Ich dachte, dass die ganzen Streitigkeiten stattfanden, weil wir zu unterschiedlich und gleich stur sind. Jetzt wird mir auch klar, dass es ihrerseits so gut wie nie Liebe war. Nicht dauerhaft und beidseitig. Was gibt Sie mir? Hin und wieder mal guten 6 und das wars schon. Ach und Sie kümmert sich gut um die Kinder.
Übrigens: Wir sind jetzt fast 12 Jahre zusammen. Und ich hätte da damals die Trennung nur gewollt, weil sie nie wirklich eine echte Nähe zwischen uns zugelassen hat. Es war wohl mehr eine Trotzreaktion und mein Ego, hier zu schreiben, dass ich es gefeiert hätte.

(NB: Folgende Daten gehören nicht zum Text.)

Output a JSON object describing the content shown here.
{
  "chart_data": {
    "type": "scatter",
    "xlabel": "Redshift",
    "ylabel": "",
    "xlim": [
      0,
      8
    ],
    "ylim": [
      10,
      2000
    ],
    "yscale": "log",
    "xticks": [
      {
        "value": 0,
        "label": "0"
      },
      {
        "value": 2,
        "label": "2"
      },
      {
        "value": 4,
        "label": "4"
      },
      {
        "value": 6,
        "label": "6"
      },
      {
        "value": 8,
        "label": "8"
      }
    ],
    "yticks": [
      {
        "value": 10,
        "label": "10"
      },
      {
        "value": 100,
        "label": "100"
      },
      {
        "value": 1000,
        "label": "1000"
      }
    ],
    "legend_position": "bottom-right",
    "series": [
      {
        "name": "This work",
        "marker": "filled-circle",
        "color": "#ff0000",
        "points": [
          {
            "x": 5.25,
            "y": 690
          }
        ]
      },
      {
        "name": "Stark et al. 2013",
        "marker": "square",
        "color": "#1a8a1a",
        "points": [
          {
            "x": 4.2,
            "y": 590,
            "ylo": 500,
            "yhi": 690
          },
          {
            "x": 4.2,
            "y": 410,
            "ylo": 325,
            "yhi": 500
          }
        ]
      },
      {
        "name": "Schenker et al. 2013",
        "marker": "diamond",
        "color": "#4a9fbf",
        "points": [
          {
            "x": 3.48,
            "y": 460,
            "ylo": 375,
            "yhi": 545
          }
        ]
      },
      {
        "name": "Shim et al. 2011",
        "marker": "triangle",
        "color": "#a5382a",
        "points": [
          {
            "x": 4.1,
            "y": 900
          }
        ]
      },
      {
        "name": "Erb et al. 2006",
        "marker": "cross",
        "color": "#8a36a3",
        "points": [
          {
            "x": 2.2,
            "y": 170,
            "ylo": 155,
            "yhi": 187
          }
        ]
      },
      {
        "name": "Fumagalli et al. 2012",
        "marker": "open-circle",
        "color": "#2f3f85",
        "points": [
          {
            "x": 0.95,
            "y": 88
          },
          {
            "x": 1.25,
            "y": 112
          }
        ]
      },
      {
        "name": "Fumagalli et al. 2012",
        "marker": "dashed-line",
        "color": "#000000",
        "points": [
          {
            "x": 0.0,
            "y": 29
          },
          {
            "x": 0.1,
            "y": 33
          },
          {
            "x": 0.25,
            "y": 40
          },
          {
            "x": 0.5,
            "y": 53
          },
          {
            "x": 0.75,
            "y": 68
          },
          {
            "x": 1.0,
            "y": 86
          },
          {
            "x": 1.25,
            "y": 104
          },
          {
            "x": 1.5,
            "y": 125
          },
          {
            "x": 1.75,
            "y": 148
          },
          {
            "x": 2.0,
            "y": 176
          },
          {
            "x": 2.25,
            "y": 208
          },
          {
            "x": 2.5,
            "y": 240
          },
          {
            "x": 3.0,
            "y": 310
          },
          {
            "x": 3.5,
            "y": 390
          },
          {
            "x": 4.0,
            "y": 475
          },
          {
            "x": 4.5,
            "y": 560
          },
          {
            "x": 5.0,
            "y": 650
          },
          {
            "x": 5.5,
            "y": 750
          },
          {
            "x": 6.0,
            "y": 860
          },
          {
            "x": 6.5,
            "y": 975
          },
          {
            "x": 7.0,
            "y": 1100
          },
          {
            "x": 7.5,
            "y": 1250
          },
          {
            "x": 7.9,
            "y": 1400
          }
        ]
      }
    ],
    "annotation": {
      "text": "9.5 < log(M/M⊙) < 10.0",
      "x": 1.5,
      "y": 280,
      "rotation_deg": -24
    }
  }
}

Ja, und jetzt kommt auf beiden Seiten ein Besitzdenken und Verlustängste hinzu. Die Kinder und unser Verantwortungsbewusstsein waren das, was uns noch zusammengehalten hat.
Die Konversation hier hat mir die Augen geöffnet. Ich denke, egal wann Sie mir innerhalb der 12 Jahre gebeichtet hätten, dass sie mich nicht mehr liebt, ich hätte zu jedem Zeitpunkt so reagiert wie jetzt. Nur jetzt fühlt es sich ernst an. Sie sagt zwar in den letzten Tagen immer wieder, dass sie mich doch noch liebt, aber sie verhält sich nicht so. Ich kann spüren, dass alles anders ist. Ich beobachte ihr Verhalten jetzt ganz genau und merke immer mehr, dass da keine Liebesanzeichen sind.
Ja, ich muss sie wohl oder übel gehen lassen. Und daran arbeiten, meine Panik in den Griff zu bekommen. Ja, ich weiß, es wird hart, aber ich kann nicht mehr mit jemandem zusammen sein, der mich nicht liebt.